The U.N. said that over 3,600 people have died during the almost four months of air raids and civil war in Yemen. The conflict has deepened suffering in the already impoverished nation, especially in Aden which has seen heavy combat.

Meanwhile, forces loyal to Yemen President Abdrabbu Mansour Hadi made significant advances in the country’s third largest city of Taez, according to Al Arabiya news channel.

The Popular Resistance made the gains in the strategic town days after Vice President Khaled Bahah announced the liberation of the southern city of Aden.

The recapture of the busy port represent a strategic breakthrough in the conflict that has been raging in the impoverished Arabian country for months.

Also in Taez, Iranian-backed Houthi-militias have targeted residential areas in Jabal al –Jarrah mountain.

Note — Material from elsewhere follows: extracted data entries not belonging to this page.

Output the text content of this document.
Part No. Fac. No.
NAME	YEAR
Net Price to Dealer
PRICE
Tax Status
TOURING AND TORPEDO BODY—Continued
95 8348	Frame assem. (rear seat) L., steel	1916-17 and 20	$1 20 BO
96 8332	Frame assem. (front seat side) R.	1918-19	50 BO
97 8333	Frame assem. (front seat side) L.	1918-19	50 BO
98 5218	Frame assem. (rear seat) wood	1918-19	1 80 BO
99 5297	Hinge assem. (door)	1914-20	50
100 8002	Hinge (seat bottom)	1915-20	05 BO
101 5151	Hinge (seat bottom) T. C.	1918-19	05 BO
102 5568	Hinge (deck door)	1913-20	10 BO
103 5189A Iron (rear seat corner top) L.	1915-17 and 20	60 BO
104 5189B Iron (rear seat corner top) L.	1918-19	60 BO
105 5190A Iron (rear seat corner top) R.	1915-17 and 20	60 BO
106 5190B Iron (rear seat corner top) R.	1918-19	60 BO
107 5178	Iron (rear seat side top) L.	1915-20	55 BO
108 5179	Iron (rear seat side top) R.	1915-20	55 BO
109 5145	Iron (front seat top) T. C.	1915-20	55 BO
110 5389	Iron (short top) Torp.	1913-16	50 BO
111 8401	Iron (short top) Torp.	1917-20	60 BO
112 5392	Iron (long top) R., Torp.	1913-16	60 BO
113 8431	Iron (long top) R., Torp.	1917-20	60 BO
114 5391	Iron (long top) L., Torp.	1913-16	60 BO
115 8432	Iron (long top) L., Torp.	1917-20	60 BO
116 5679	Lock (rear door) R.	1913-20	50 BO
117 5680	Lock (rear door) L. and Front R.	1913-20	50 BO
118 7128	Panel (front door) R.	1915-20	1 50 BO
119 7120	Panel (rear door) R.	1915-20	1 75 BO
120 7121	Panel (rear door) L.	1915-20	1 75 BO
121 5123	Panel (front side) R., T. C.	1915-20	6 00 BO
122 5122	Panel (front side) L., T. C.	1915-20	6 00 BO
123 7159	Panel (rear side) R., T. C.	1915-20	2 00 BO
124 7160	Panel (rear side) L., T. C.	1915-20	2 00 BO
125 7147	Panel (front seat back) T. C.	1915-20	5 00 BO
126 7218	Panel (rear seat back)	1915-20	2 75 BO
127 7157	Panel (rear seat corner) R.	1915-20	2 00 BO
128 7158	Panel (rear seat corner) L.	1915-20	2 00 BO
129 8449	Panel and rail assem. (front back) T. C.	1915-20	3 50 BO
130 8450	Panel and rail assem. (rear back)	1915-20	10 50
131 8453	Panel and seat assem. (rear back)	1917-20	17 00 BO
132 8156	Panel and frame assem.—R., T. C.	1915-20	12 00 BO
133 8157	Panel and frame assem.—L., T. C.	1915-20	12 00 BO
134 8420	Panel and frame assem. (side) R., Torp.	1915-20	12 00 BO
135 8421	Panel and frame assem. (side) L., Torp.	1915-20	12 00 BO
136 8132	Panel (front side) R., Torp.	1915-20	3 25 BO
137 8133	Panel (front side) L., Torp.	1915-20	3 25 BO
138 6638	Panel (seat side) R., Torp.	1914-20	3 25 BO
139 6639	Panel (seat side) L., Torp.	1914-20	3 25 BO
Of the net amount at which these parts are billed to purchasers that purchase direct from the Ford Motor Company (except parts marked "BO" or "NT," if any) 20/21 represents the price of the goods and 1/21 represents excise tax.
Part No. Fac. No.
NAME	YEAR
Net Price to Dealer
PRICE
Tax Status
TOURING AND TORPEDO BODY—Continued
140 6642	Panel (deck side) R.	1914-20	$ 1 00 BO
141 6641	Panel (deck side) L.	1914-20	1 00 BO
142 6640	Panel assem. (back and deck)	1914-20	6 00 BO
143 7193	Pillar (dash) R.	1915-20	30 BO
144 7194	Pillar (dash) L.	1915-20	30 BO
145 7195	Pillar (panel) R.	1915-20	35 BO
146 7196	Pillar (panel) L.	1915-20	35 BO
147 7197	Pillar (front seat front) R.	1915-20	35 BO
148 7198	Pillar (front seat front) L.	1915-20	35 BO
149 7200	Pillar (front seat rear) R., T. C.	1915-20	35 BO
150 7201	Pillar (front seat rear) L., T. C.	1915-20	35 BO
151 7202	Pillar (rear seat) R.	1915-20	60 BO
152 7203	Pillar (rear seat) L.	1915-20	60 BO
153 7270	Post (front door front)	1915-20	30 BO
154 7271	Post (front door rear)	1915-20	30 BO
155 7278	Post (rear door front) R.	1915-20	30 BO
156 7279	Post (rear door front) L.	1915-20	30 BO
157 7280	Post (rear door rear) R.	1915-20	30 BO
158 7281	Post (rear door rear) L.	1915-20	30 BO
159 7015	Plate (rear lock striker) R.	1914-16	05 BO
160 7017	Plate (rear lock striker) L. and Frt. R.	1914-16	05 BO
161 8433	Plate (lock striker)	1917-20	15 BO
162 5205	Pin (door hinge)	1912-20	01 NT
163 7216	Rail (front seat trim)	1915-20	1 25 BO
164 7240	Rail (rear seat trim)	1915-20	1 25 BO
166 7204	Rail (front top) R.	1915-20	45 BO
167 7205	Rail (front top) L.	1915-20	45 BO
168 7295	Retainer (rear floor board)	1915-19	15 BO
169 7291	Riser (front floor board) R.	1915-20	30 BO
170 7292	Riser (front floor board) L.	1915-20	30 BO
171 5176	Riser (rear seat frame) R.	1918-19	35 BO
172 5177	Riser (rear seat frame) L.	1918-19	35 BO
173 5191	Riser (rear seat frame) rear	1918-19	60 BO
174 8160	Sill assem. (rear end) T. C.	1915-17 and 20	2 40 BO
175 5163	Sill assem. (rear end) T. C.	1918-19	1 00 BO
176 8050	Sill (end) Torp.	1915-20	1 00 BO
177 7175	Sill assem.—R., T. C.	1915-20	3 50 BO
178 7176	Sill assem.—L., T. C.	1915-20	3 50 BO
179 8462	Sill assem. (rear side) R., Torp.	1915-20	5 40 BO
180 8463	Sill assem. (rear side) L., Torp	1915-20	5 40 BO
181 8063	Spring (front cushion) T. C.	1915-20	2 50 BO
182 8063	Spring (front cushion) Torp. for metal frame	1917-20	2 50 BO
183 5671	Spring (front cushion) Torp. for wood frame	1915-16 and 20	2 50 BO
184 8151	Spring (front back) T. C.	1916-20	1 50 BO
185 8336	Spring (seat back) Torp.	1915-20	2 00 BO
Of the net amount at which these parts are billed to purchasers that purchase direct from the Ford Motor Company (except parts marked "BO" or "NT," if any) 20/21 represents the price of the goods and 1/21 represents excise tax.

In the capital Sanaa, the Popular Resistance killed six Houthis in a shooting at a checkpoint near the central bank.

Five other Houthis were killed in a car bombing against a police station in the Al-Hassaba district in the north of the city, according to Reuters.

Saudi Arabia intervened in Yemen's war on March 26 in an effort to stop Houthi and pro-Saleh forces taking Aden, the last city nominally controlled by exiled President Abd-Rabbu Mansour Hadi's government, and to restore him to power in Sanaa.